How Much Will it Cost?
Just as there are variations in the services offered, there are variations in the fees charged. They generally range from 0.15% to 0.50% of the assets under management. Some advisors charge a one-time setup fee as well.
LearnVest's fees range from $89 to $399 for their initial review and then $19 per month after that. Personal Capital's fees range from 0.49% to 0.89% of the amount invested. Acorns charges $1 every month, while Betterment and Wealthfront, along with several others, charge a simple 0.25% annual fee based on assets under management.
Can I Talk to a Person?
Robo-advisors began with the idea that minimal human involvement could lower costs and people could just set-it-and-forget-it, letting the algorithms run the show. However, people still like to talk to a professional from time to time. Betterment was the first robo-advisor to bring in actual financial advisors to help field questions and give investors peace of mind. Now, several other robo-advisors have followed suit and many will even assign users a personalized advisor. Keep in mind that those professionals need to be paid, and so the robo-advisors that have financial advisors on staff may charge higher investment management fees.
Also, it should be noted that the financial advisors at many of these platforms do not have the ability to make direct investment changes or recommendations. Instead, they are there to answer questions, field general financial advice, and keep users' emotions in check.

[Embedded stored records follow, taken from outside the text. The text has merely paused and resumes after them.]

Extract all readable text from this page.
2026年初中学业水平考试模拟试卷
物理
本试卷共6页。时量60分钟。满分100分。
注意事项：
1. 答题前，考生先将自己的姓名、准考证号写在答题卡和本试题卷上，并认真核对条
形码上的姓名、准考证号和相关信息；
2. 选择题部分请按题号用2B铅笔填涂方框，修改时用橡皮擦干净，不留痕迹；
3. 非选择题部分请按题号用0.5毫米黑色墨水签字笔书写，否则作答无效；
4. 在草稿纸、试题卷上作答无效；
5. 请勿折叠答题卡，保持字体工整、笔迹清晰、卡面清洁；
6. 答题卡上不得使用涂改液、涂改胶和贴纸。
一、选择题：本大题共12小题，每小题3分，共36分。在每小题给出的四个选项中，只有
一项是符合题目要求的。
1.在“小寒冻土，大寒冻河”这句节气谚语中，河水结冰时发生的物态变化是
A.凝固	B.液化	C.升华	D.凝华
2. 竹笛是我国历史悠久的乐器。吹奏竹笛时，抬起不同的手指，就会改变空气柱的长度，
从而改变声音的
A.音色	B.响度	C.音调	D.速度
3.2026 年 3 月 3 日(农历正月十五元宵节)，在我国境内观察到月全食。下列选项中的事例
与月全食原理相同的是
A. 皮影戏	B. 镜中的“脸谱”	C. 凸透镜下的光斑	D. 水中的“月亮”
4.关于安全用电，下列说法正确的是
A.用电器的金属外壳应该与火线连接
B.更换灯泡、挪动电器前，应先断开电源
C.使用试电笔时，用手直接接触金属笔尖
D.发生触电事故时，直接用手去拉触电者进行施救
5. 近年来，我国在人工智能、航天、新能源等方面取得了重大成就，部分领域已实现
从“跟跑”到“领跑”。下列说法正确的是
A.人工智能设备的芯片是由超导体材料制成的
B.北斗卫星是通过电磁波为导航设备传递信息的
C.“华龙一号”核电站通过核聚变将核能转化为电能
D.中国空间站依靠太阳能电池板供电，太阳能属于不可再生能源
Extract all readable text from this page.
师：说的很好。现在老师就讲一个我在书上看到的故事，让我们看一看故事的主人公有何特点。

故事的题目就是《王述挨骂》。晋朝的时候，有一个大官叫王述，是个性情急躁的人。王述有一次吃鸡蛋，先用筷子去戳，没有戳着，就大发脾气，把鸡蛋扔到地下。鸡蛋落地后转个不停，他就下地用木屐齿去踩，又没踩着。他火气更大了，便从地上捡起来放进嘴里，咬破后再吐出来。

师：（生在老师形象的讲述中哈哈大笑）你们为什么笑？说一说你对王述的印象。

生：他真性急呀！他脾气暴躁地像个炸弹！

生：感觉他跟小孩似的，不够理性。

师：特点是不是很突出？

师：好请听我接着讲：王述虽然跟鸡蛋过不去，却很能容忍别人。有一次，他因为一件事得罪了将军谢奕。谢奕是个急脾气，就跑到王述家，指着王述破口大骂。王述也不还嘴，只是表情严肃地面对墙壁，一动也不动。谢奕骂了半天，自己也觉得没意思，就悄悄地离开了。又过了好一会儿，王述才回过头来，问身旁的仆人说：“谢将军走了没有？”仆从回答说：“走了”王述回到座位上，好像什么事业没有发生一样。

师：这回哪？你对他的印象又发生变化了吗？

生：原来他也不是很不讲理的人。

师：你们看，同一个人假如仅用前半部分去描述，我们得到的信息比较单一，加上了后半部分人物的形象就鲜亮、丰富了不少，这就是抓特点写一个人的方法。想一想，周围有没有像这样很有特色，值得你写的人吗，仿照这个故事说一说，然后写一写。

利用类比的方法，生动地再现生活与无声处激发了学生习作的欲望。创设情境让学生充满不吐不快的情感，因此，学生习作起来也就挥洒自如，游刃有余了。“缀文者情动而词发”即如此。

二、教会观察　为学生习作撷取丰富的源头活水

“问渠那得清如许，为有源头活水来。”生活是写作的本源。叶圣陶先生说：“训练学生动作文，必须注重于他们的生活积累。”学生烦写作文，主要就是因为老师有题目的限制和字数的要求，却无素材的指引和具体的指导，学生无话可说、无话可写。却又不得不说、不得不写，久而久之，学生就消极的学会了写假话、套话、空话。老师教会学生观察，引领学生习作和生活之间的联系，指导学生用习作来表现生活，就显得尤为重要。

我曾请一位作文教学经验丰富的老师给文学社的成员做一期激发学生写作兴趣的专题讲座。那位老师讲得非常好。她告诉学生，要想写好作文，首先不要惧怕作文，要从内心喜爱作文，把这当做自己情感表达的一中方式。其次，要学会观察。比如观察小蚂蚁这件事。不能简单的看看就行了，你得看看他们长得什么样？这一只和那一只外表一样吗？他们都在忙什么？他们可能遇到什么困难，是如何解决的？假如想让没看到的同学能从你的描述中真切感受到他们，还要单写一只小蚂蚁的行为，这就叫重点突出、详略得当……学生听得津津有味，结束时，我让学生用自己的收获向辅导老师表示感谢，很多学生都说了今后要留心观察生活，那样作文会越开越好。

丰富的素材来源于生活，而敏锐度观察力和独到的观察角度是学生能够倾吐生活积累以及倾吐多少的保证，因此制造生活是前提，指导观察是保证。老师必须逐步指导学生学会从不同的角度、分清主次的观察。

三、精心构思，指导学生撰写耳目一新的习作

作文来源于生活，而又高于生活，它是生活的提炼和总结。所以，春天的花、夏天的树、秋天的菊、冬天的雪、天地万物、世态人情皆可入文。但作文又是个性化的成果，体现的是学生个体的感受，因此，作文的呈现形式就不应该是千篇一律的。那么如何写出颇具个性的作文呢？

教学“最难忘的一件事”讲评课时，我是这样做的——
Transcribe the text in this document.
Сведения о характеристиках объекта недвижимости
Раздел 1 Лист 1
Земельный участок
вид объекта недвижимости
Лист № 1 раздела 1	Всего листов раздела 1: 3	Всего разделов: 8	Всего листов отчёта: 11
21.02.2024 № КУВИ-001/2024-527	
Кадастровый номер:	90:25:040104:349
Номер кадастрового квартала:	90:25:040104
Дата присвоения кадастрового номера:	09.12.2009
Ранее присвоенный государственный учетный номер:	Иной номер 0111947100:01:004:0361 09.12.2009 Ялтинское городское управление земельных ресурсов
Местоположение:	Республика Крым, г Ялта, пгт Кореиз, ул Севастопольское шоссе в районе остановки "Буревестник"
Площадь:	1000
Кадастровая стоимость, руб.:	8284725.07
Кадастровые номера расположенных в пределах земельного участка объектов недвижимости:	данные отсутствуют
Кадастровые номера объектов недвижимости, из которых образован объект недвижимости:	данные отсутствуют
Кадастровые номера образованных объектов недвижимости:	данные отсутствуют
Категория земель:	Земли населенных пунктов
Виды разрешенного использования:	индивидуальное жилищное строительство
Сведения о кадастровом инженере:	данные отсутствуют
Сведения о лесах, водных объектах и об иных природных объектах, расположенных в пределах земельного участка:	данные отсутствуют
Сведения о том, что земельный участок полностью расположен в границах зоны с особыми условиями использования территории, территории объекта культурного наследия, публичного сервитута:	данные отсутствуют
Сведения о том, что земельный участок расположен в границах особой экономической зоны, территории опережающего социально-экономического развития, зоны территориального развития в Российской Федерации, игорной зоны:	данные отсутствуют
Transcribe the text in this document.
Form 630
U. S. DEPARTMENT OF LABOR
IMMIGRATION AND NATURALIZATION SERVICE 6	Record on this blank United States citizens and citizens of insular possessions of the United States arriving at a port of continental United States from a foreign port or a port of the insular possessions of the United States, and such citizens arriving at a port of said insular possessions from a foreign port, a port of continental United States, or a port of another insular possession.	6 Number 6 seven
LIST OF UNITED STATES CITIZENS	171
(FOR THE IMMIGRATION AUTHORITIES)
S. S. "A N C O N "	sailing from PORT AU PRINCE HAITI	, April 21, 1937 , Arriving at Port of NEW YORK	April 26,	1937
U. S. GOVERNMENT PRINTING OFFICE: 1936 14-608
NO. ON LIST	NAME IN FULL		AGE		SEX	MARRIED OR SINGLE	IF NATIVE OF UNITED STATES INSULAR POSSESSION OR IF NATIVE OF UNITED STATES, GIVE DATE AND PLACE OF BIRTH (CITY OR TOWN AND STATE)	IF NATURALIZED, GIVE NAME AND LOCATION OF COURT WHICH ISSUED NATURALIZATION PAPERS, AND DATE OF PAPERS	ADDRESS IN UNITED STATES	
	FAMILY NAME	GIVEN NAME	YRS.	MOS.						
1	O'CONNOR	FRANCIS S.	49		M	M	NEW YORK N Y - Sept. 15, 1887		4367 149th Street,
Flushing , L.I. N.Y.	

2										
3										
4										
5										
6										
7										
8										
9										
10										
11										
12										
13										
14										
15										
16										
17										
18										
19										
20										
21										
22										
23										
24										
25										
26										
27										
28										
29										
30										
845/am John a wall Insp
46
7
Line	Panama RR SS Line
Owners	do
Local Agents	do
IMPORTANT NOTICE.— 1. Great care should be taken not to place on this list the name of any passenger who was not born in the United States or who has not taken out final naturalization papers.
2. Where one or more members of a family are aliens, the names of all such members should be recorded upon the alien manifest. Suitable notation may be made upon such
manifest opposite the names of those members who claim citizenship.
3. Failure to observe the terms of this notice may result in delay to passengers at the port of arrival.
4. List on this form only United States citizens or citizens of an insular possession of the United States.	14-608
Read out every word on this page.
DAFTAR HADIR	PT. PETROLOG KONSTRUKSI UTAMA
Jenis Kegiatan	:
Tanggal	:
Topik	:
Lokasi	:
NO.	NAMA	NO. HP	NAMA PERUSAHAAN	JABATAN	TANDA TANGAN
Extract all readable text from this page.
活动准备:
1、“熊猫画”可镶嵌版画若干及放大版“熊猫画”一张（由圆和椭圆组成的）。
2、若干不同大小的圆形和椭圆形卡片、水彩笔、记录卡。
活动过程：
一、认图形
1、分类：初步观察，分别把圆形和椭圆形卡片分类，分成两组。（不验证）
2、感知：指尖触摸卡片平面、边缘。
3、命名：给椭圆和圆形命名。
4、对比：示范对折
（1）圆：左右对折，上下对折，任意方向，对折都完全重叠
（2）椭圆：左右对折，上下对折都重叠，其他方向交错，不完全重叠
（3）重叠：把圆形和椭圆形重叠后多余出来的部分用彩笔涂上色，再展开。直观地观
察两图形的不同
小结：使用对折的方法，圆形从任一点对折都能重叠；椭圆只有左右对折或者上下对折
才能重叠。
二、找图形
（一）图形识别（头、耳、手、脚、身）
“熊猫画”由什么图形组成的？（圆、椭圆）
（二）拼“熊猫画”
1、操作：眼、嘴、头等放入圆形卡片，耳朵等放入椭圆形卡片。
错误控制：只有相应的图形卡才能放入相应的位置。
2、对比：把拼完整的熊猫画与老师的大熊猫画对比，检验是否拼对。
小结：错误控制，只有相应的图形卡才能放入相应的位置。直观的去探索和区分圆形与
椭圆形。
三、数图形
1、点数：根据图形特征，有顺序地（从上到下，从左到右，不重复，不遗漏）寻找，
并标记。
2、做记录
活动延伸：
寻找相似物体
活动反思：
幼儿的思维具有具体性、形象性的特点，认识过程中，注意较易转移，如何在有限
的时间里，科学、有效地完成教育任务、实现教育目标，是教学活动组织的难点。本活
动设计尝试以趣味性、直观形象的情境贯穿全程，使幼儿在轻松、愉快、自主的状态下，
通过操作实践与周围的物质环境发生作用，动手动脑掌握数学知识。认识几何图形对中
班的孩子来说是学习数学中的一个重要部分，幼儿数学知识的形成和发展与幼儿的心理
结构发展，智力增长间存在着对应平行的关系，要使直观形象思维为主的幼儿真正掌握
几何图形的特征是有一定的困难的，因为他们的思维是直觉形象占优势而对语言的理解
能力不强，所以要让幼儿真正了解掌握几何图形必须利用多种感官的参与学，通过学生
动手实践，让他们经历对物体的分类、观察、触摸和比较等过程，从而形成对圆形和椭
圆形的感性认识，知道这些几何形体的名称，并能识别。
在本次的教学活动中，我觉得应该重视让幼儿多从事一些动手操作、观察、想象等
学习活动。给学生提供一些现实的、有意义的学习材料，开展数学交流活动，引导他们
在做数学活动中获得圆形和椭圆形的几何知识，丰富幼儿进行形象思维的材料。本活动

Robo-Advisors vs. Traditional Financial Services Firms
The popularity of robo-advisors has not been lost on major players in the financial services industry. Fidelity Investments has forged an arrangement with Betterment, one of the oldest (founded in 2008) robo-advisors; the human advisors on Fidelity's team can offer a version of Betterment's professional Registered Investment Advisor platform to their clients. Fidelity has inked a deal with LearnVest as well.
Vanguard has its own version of a low-cost robo-advisor, as does Charles Schwab Corp. Schwab Intelligent Portfolios raised a stir when it launched its no-fee service in 2017. Schwab plans to make money on the assets under management ($5,000 is the minimum portfolio size).
When considering a robo-advisor, affiliations with major firms like Fidelity, Vanguard, or Schwab might be something to consider. These companies have the money to invest and the time to allow these services to grow. Additionally, as your needs change or if you desire a more personal touch, you will be positioned to transition seamlessly to other services offered by these firms.
The Bottom Line
If you've opted to go with a robo-advisor, you still have to consider which one best fits your needs as an investor. Factors to consider are the types of advice and service the roboadvisor offers, the level (if any) of human interaction offered, the minimum investment required, and any fees or expenses that you will incur. The increasing interest of major financial services firms in this arena is a further consideration.